BY: ELIJAH BASSETT
What do a pair of ballet shoes, deodorant, and lipstick have in common? They’re all being featured at the recently opened Museum of Transology for their significance to trans people’s personal journeys. The collection hopes to empower transgender people to have a voice in the way their history is represented by donating personal items that have personal meaning to them. The curator, E-J Scott, says this is a chance for trans people to share their stories in a time where they are generally ignored or overshadowed by a small few celebrities like Caitlyn Jenner.
Scott points out that trans people’s stories are often “spectacularized” more for the benefit of cisgender people than anyone else, and hopes that this collection, which opened at the Fashion Space Gallery in London on January 20th, can show that trans people are everyday people like the rest of us.
Although we often think of history in terms of grand-scale events, wars, or revolutions, personal histories are also significant because they can humanize people on an individual and collective level. In this case, we don’t get anybody’s entire story, but the donated objects combined with the handwritten labels give a quick look into trans people’s lives and development.
The items vary from more obviously relevant objects like hormone patches, binders, and shirts with trans-related slogans, to more context-heavy ones like a ticket, a stuffed animal, or a sock. Fortunately, handwritten notes accompany most items in the exhibit and provide explanations of what the objects meant to their original owners.
The museum started out as E-J Scott’s personal collection of items related to his transition, and his decision to make it public and get items donated had to do with a realization that “trans lives are invisible in museums.” Bringing trans people’s lives into the domain of public appreciation is an important steps towards de-spectacularizing or destigmatizing them.

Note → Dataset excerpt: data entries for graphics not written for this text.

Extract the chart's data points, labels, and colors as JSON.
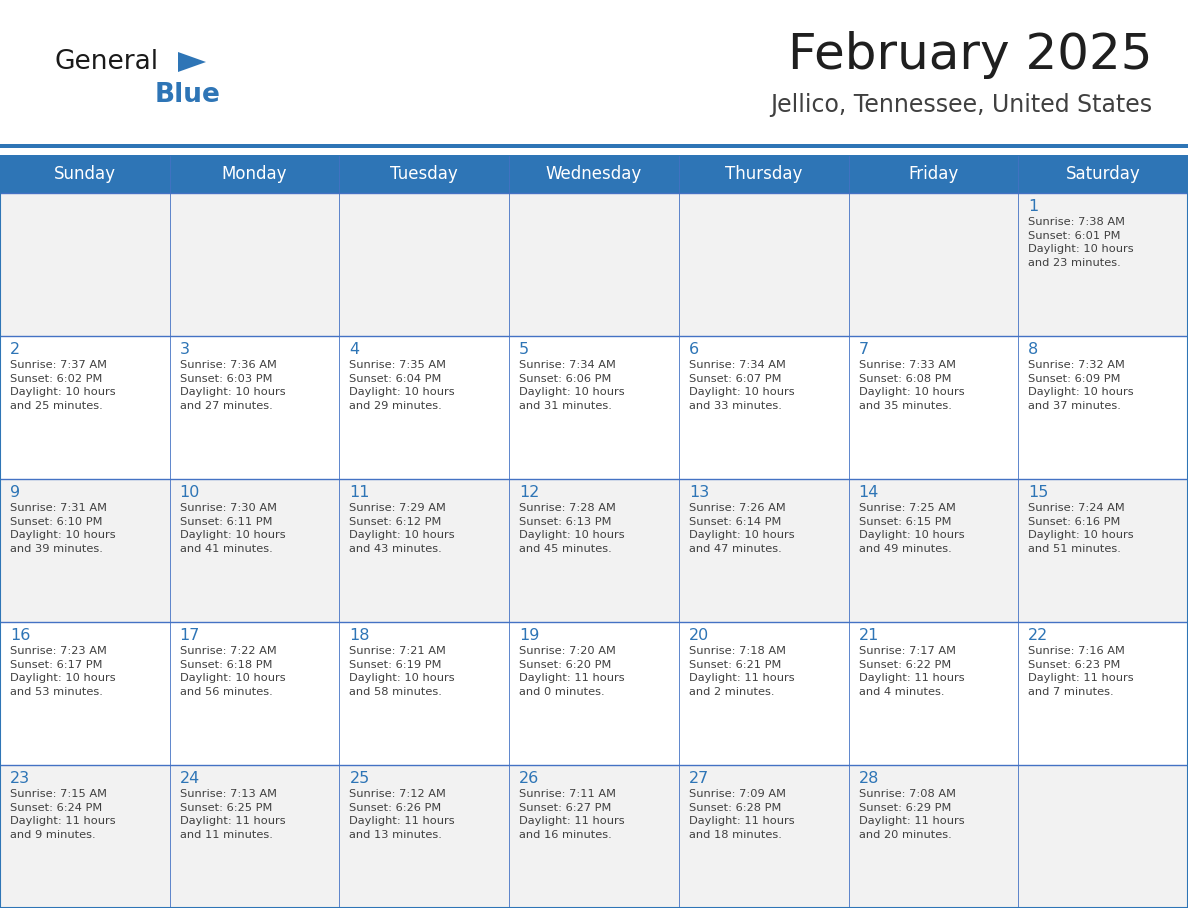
{
  "title": "February 2025",
  "subtitle": "Jellico, Tennessee, United States",
  "header_bg": "#2E75B6",
  "header_text_color": "#FFFFFF",
  "cell_bg_odd": "#F2F2F2",
  "cell_bg_even": "#FFFFFF",
  "border_color": "#2E75B6",
  "thin_line_color": "#4472C4",
  "day_names": [
    "Sunday",
    "Monday",
    "Tuesday",
    "Wednesday",
    "Thursday",
    "Friday",
    "Saturday"
  ],
  "title_color": "#1F1F1F",
  "subtitle_color": "#404040",
  "day_number_color": "#2E75B6",
  "cell_text_color": "#404040",
  "logo_general_color": "#1A1A1A",
  "logo_blue_color": "#2E75B6",
  "calendar": [
    [
      null,
      null,
      null,
      null,
      null,
      null,
      {
        "day": "1",
        "sunrise": "7:38 AM",
        "sunset": "6:01 PM",
        "daylight": "10 hours\nand 23 minutes."
      }
    ],
    [
      {
        "day": "2",
        "sunrise": "7:37 AM",
        "sunset": "6:02 PM",
        "daylight": "10 hours\nand 25 minutes."
      },
      {
        "day": "3",
        "sunrise": "7:36 AM",
        "sunset": "6:03 PM",
        "daylight": "10 hours\nand 27 minutes."
      },
      {
        "day": "4",
        "sunrise": "7:35 AM",
        "sunset": "6:04 PM",
        "daylight": "10 hours\nand 29 minutes."
      },
      {
        "day": "5",
        "sunrise": "7:34 AM",
        "sunset": "6:06 PM",
        "daylight": "10 hours\nand 31 minutes."
      },
      {
        "day": "6",
        "sunrise": "7:34 AM",
        "sunset": "6:07 PM",
        "daylight": "10 hours\nand 33 minutes."
      },
      {
        "day": "7",
        "sunrise": "7:33 AM",
        "sunset": "6:08 PM",
        "daylight": "10 hours\nand 35 minutes."
      },
      {
        "day": "8",
        "sunrise": "7:32 AM",
        "sunset": "6:09 PM",
        "daylight": "10 hours\nand 37 minutes."
      }
    ],
    [
      {
        "day": "9",
        "sunrise": "7:31 AM",
        "sunset": "6:10 PM",
        "daylight": "10 hours\nand 39 minutes."
      },
      {
        "day": "10",
        "sunrise": "7:30 AM",
        "sunset": "6:11 PM",
        "daylight": "10 hours\nand 41 minutes."
      },
      {
        "day": "11",
        "sunrise": "7:29 AM",
        "sunset": "6:12 PM",
        "daylight": "10 hours\nand 43 minutes."
      },
      {
        "day": "12",
        "sunrise": "7:28 AM",
        "sunset": "6:13 PM",
        "daylight": "10 hours\nand 45 minutes."
      },
      {
        "day": "13",
        "sunrise": "7:26 AM",
        "sunset": "6:14 PM",
        "daylight": "10 hours\nand 47 minutes."
      },
      {
        "day": "14",
        "sunrise": "7:25 AM",
        "sunset": "6:15 PM",
        "daylight": "10 hours\nand 49 minutes."
      },
      {
        "day": "15",
        "sunrise": "7:24 AM",
        "sunset": "6:16 PM",
        "daylight": "10 hours\nand 51 minutes."
      }
    ],
    [
      {
        "day": "16",
        "sunrise": "7:23 AM",
        "sunset": "6:17 PM",
        "daylight": "10 hours\nand 53 minutes."
      },
      {
        "day": "17",
        "sunrise": "7:22 AM",
        "sunset": "6:18 PM",
        "daylight": "10 hours\nand 56 minutes."
      },
      {
        "day": "18",
        "sunrise": "7:21 AM",
        "sunset": "6:19 PM",
        "daylight": "10 hours\nand 58 minutes."
      },
      {
        "day": "19",
        "sunrise": "7:20 AM",
        "sunset": "6:20 PM",
        "daylight": "11 hours\nand 0 minutes."
      },
      {
        "day": "20",
        "sunrise": "7:18 AM",
        "sunset": "6:21 PM",
        "daylight": "11 hours\nand 2 minutes."
      },
      {
        "day": "21",
        "sunrise": "7:17 AM",
        "sunset": "6:22 PM",
        "daylight": "11 hours\nand 4 minutes."
      },
      {
        "day": "22",
        "sunrise": "7:16 AM",
        "sunset": "6:23 PM",
        "daylight": "11 hours\nand 7 minutes."
      }
    ],
    [
      {
        "day": "23",
        "sunrise": "7:15 AM",
        "sunset": "6:24 PM",
        "daylight": "11 hours\nand 9 minutes."
      },
      {
        "day": "24",
        "sunrise": "7:13 AM",
        "sunset": "6:25 PM",
        "daylight": "11 hours\nand 11 minutes."
      },
      {
        "day": "25",
        "sunrise": "7:12 AM",
        "sunset": "6:26 PM",
        "daylight": "11 hours\nand 13 minutes."
      },
      {
        "day": "26",
        "sunrise": "7:11 AM",
        "sunset": "6:27 PM",
        "daylight": "11 hours\nand 16 minutes."
      },
      {
        "day": "27",
        "sunrise": "7:09 AM",
        "sunset": "6:28 PM",
        "daylight": "11 hours\nand 18 minutes."
      },
      {
        "day": "28",
        "sunrise": "7:08 AM",
        "sunset": "6:29 PM",
        "daylight": "11 hours\nand 20 minutes."
      },
      null
    ]
  ]
}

Because, as Scott points out, not all visibility is good. With an increase in both awareness of and violence against trans people – including a trend of legislation targeting them in America – there also needs to be an emphasis on presenting a more honest and human image of them, which is something that this collection makes a point of. On top of the political dimension of the project, the collection prompts us to think about our own stories and how material things relate to them, regardless of gender.
Although the exhibit will only be at the Fashion Space Gallery until April 22nd, the museum’s Facebook page says that it will continue on in different forms, and the photos by Katy Davies have already brought the exhibit beyond just London. As well, the nature of the project makes it easy to uniquely reproduce anywhere, so this effort to put trans people in control of their own life stories could serve to inspire more people to share their lives on their own terms. In the meantime, visitors will hopefully gain a greater appreciation of transgender people’s lives and stories, as well as their progress.